Another highlight of the novella (and one of Hladik’s personal favorites, she told me), is “The Sound of Your Cry”, a story bound up in the universal feelings of intense loneliness and desire for connection told through the lens of illness. The protagonist describes hearing the routines of their next door neighbor through the walls. In the mind of the narrator, their neighbor becomes a mother, and the soft noises of her movements provide comfort and support. They “listen to her chop carrots… [and] dream of her leaning low to [their] ear singing”. The neighbor soon meets a man and moves out of her apartment, leaving the narrator with only the memory of her music, muffled by walls. The premise of a stranger’s simple existence becoming such a strong source of comfort and encouragement is deeply moving, and Hladik’s treatment of the one-sided relationship with the protagonist’s “mother” is heart wrenchingly tender. The narrator’s desire to prove to her neighbor “that [she] is not falling apart” reflects back again on the theme of perspective, illuminating the fundamentally human desire to be witnessed through another’s eyes.
While the prose-heavy sections of New Infinity excel without fail, the novella’s poetry sections, “Book of Shadows,” “Book of Mirrors,” and “Book of Dreams” represent hiccups in its otherwise smooth pacing.
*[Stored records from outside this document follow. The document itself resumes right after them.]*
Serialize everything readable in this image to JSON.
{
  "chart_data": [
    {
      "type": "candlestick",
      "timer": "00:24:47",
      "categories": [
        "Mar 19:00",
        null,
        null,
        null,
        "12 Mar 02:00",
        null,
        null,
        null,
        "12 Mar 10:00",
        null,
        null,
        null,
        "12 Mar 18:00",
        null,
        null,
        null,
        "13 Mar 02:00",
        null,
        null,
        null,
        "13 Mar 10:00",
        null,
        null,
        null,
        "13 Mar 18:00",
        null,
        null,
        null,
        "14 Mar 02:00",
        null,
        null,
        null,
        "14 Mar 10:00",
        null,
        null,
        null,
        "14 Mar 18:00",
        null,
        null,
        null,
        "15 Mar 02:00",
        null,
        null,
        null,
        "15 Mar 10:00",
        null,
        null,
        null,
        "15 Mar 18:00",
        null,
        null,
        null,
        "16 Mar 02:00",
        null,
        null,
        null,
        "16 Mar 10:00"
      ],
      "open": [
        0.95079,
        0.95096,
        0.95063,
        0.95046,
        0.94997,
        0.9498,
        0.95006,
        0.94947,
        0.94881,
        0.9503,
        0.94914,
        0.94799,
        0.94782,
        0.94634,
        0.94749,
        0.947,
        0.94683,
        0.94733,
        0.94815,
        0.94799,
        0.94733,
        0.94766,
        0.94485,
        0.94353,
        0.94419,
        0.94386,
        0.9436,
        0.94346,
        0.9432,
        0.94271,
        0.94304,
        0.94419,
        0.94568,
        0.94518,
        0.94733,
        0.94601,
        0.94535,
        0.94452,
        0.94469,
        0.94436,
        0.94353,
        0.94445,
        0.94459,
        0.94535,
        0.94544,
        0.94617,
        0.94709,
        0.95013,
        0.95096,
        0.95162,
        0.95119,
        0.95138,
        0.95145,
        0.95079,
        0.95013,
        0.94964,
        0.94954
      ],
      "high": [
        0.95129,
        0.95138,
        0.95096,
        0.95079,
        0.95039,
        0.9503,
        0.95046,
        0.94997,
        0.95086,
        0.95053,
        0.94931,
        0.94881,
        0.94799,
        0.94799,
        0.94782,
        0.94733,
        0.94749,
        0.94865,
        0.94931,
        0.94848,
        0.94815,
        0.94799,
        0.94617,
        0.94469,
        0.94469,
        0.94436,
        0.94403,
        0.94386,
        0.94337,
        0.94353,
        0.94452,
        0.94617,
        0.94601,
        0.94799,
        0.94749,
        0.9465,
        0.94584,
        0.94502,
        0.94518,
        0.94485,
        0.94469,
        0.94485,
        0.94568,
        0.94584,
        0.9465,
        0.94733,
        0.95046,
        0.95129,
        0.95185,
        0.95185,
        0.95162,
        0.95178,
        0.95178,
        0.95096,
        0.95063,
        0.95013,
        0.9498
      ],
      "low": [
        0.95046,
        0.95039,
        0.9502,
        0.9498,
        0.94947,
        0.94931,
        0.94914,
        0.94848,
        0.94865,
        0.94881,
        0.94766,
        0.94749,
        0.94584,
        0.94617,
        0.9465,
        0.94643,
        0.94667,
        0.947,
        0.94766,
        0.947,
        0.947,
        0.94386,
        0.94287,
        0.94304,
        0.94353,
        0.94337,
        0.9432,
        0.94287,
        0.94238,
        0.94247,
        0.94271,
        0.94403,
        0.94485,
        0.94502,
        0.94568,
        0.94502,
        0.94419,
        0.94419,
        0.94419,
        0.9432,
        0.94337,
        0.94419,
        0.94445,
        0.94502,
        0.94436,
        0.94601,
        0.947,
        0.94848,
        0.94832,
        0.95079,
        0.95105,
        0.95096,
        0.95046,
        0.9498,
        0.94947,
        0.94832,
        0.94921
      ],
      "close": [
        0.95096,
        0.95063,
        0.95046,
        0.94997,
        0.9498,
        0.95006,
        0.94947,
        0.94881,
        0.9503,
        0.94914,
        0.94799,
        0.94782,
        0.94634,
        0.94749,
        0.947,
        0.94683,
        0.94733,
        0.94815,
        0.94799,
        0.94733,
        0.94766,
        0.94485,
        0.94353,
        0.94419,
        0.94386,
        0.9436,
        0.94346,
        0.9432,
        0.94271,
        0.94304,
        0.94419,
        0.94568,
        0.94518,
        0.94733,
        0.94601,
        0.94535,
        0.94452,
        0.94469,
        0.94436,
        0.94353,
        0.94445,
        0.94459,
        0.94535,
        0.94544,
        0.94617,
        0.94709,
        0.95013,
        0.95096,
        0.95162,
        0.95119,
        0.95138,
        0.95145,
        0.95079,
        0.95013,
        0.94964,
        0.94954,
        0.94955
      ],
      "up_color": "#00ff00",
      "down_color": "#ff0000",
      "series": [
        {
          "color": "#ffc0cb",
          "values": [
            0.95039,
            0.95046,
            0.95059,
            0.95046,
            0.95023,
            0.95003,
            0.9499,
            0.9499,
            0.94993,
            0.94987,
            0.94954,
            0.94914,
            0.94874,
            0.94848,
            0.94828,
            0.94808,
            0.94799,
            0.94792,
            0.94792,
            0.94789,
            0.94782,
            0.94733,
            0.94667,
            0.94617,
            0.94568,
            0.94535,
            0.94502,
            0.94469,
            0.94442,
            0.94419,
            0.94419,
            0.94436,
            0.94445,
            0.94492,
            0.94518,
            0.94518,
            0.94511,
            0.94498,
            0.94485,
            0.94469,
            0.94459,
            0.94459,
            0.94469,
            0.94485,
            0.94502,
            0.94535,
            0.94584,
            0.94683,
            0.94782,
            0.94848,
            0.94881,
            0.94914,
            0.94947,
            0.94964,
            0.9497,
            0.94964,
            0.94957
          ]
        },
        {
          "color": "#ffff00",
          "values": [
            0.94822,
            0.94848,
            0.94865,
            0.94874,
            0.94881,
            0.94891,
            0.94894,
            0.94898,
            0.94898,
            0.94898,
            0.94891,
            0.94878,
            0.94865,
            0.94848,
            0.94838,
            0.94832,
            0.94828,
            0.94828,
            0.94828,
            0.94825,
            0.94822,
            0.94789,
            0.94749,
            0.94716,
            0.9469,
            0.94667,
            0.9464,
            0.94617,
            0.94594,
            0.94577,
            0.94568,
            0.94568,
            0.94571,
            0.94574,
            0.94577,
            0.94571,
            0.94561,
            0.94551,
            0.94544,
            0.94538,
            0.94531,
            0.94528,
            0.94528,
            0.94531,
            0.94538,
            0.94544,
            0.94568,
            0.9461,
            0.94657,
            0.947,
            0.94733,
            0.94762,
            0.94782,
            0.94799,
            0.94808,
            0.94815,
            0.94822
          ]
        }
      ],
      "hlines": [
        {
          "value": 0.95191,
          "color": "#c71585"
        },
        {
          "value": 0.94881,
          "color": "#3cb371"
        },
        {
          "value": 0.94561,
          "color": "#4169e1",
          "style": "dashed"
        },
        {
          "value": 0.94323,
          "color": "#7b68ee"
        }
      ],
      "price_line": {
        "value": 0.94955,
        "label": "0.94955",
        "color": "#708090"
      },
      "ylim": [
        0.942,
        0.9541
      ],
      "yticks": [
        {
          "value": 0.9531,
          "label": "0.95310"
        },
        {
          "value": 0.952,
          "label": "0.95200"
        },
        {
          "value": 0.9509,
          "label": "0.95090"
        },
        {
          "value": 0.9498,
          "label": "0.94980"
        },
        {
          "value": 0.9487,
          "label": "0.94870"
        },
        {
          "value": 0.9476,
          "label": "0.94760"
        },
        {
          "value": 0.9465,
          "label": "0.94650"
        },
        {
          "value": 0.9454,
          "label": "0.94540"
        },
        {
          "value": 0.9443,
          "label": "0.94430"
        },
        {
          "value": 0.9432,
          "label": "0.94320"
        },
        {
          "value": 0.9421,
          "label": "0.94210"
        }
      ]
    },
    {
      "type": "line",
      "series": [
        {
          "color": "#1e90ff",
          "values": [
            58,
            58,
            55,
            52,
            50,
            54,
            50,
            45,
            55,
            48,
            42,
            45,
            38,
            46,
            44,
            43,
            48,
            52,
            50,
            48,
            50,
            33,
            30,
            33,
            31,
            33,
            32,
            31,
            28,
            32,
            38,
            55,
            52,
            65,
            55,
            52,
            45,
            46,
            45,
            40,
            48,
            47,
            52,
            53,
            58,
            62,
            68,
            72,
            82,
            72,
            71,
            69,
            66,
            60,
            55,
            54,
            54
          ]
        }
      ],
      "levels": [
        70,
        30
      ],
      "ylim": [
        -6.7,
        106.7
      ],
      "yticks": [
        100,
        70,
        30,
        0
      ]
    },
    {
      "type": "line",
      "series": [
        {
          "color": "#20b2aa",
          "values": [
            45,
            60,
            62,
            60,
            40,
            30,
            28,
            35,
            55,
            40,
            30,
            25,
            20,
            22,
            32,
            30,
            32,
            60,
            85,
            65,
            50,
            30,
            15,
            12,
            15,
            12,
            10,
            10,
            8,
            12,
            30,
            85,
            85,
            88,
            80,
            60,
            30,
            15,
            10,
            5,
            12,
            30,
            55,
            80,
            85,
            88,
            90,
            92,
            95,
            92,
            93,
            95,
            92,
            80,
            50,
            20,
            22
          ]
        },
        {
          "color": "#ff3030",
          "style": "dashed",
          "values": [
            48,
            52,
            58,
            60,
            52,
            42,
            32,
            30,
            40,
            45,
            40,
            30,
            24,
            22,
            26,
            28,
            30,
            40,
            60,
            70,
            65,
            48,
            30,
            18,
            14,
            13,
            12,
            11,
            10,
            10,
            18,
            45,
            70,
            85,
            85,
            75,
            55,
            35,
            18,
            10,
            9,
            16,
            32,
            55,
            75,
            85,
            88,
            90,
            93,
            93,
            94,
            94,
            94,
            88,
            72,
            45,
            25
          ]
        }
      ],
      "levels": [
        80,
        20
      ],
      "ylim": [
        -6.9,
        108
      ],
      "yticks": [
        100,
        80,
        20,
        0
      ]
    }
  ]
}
That isn’t to say that these sections don’t add to the text as a whole. They certainly do, and highlights like “lost” and “wind of mirrors” handily justify their place by providing a stylized view on the central issues of the novella, which prose simply can’t. Much of the directness and focus that characterizes the prose sections is abandoned here, however, leading to a more meandering style that can drag in certain places. I do concede that, as someone with no personal experience living with autoimmune disease, I lack much of the context that could serve to elevate these expressive pieces. As it stands, however, I find they lack the impact of Hladik’s more grounded narratives.
Speaking to Hladik, I came to truly appreciate the level of determination a long form piece like New Infinity demands from any author, especially when one is fighting an entirely separate battle simultaneously. I asked her if she had any words of wisdom to writers in general, and to those managing external factors while they write in particular. “Do it your way,” she said. “And do it for yourself. Just keep archiving and collecting and eventually it will grow.” On that note, we ended our talk with some advice that I myself can personally vouch for: “Eat good meals!”
New Infinity can be a challenging read. Its experimental structure and mixture of prose with poetry may push the boundaries of comfort for some readers, and the novella’s content and themes could certainly prove difficult for some to internalize. But this challenge is, as with many things, an essential aspect of the experience. With a confident hand, Hladik guides the reader into the dark clouds of life in a world that seems against you, and proves that clouds are small things, really. And the stars behind are infinite.